When online retailers take on their offline competitors, they should keep the Colonel’s caution in mind. From an aggregate perspective, it may seem that e-commerce is a losing battle. After all, while nearly 80 per cent of Americans use the Internet, less than 5 per cent of retail sales are conducted online today. Apparently, U.S. consumers still prefer to shop in stores.
But success isn’t just about choosing your battles. To win, you must choose the right battlefield. E-tailing victories aren’t evenly spread across the landscape. When online retailers choose good ground on which to fight, they can dominate offline rivals.
Four arenas in particular give the advantage to online brands:
1. Hard-to-find products and services
Hard-to-find products and services are a natural for the Internet because, except in the largest cities, there is no retail competition. Not only do you avoid pricing pressure, but your marketing message doesn’t have to compete; you may even be able to exert buying power on your suppliers.
What does a campaign in this arena look like? Check out Etsy.com, a fantastic place to buy handmade art and jewelry from craftspeople around the globe. Good luck locating any of the items on Etsy at Tiffany, Nordstrom, or Target. Offline retailers can’t compete on hard-to-find products like handmade goods.
2. Low prices
Amazon used to call itself “Earth’s Largest Bookstore,” but long before it could claim to be the largest, Amazon was the cheapest. When the company launched, its value proposition was “30% less” than your book store. Today, bestselling books on Amazon are typically 45-50% below the retail price. The company is going gangbusters, while Borders is in bankruptcy.
Low price is a natural for online brands because customers expect that online sellers should be cheaper than traditional retailers. Online retailers that meet that expectation have flourished with a wide range of offerings—from 29 cent logo pens at my company, Branders, to $5,000 diamond rings from BlueNile.
3. Complete selection
Say you’re looking for an office headset. You’ll be glad to find Headsets.com, an online retailer that sells headsets of all kinds, maybe every kind. Sure, you can find headsets at your neighbourhood Staples or Office Depot—but their selection can’t compare with a single-minded seller like Headsets.com.
“Complete selection” brands like Headsets.com get a second boost from consumers, because shoppers equate the brand’s focus and fuller selection with product expertise.
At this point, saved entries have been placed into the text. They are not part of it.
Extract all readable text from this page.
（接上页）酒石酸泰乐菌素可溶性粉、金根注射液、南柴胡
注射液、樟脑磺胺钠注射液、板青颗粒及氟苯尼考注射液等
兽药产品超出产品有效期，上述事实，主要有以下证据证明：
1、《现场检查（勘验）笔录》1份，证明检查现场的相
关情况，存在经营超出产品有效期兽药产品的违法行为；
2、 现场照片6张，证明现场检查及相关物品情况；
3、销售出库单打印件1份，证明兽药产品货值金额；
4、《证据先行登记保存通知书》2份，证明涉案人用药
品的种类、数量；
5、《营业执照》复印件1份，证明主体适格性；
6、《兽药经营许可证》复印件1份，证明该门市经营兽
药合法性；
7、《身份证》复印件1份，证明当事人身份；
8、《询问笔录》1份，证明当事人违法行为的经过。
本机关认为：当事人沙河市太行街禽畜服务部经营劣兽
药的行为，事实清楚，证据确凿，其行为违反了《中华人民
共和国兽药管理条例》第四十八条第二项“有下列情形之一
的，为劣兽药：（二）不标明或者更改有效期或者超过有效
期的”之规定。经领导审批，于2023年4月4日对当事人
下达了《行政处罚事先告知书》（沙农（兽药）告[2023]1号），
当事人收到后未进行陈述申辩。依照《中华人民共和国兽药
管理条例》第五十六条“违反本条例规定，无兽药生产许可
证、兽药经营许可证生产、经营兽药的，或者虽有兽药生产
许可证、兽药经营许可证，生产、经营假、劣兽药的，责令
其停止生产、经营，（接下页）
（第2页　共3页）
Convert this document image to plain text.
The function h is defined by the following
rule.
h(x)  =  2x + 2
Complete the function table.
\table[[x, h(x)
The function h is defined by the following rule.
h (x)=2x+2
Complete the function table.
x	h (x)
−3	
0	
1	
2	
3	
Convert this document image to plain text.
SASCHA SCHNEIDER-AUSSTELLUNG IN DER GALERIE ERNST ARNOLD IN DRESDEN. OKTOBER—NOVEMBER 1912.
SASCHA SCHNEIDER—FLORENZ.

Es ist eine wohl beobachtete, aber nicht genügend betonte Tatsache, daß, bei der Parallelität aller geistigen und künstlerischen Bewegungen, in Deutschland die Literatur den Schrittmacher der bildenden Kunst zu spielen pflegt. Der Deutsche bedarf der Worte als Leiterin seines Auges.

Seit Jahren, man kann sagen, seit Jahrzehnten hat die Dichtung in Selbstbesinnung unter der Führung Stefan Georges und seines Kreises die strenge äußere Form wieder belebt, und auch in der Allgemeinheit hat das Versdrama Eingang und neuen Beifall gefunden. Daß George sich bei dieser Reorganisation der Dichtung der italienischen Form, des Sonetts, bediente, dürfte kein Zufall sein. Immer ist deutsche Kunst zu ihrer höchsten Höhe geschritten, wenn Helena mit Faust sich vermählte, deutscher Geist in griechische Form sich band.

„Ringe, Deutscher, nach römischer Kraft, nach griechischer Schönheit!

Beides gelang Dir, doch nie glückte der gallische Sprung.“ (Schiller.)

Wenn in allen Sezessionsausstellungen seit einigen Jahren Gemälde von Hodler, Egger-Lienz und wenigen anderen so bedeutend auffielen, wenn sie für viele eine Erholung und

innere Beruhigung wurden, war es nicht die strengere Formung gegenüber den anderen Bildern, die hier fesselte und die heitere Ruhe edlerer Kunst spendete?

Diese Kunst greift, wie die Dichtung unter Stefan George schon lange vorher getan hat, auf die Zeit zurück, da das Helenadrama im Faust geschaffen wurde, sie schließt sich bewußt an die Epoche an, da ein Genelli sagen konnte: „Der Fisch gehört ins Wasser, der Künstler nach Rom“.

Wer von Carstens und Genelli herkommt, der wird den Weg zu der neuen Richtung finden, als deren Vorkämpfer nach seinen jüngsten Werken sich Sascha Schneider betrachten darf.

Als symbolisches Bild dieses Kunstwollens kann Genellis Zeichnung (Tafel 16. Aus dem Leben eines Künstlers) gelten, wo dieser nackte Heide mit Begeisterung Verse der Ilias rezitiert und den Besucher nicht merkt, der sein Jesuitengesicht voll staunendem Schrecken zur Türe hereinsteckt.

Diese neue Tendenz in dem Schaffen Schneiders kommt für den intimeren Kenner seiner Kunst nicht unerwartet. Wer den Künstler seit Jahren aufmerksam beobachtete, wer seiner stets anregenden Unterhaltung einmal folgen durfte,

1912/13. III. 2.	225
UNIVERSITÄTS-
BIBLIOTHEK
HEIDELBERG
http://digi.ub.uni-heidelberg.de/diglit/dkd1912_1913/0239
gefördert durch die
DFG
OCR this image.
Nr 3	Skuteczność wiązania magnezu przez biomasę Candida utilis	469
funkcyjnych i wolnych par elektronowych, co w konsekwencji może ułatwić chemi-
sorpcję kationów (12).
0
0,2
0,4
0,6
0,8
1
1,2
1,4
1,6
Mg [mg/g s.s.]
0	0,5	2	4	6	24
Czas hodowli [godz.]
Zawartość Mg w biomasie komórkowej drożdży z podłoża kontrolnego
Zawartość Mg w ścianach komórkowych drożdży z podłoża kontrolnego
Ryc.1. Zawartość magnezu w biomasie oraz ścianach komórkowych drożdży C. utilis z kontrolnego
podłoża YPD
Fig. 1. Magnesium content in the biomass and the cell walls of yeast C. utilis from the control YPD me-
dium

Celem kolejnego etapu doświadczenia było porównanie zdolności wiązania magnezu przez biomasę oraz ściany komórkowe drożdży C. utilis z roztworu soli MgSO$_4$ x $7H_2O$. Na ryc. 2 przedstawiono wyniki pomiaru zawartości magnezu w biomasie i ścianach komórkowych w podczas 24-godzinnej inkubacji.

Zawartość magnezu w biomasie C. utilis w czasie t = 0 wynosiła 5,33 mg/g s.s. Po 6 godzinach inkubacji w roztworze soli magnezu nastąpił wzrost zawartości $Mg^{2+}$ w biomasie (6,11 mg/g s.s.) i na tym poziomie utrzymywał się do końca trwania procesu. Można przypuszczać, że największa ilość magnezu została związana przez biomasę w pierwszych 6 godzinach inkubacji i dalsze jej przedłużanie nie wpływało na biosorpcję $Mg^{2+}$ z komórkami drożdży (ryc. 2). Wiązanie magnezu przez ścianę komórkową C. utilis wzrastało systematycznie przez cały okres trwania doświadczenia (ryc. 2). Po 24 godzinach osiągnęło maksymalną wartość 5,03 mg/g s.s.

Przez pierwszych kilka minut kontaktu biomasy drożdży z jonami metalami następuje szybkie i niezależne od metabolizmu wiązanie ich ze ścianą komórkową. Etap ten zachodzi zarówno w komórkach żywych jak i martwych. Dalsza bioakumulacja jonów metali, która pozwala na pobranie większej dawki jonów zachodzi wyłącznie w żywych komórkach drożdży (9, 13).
Whose sales reps do you think know more about headsets – Staples’ or Headsets.com’s?
4. Perishable information
Successful online stock brokers like Schwab depend in large part on the rapidly changing nature of the information used to make a purchase or sell decision. When up-to-the-minute information is essential, online providers have the upper hand.
The most successful online brands throw down the gauntlet in more than one of these arenas. Companies like Expedia, Orbitz, and Travelocity, for example, are attacking offline competitors in all four: They offer a hard-to-find service—airline comparison shopping; they enable customers to find the lowest price; they bring together a seemingly complete selection of all available flights that meet the traveller’s criteria; and they leverage the need to get the most current information for this kind of purchase decision.
Their impact? Traditional travel agents are being driven to extinction. Today, more than 80 per cent of all U.S. ticket sales are transacted online.
Internet retailers can do very well when they pick their battlefields carefully. Good ground will allow good ideas to take root, and good online brands to triumph.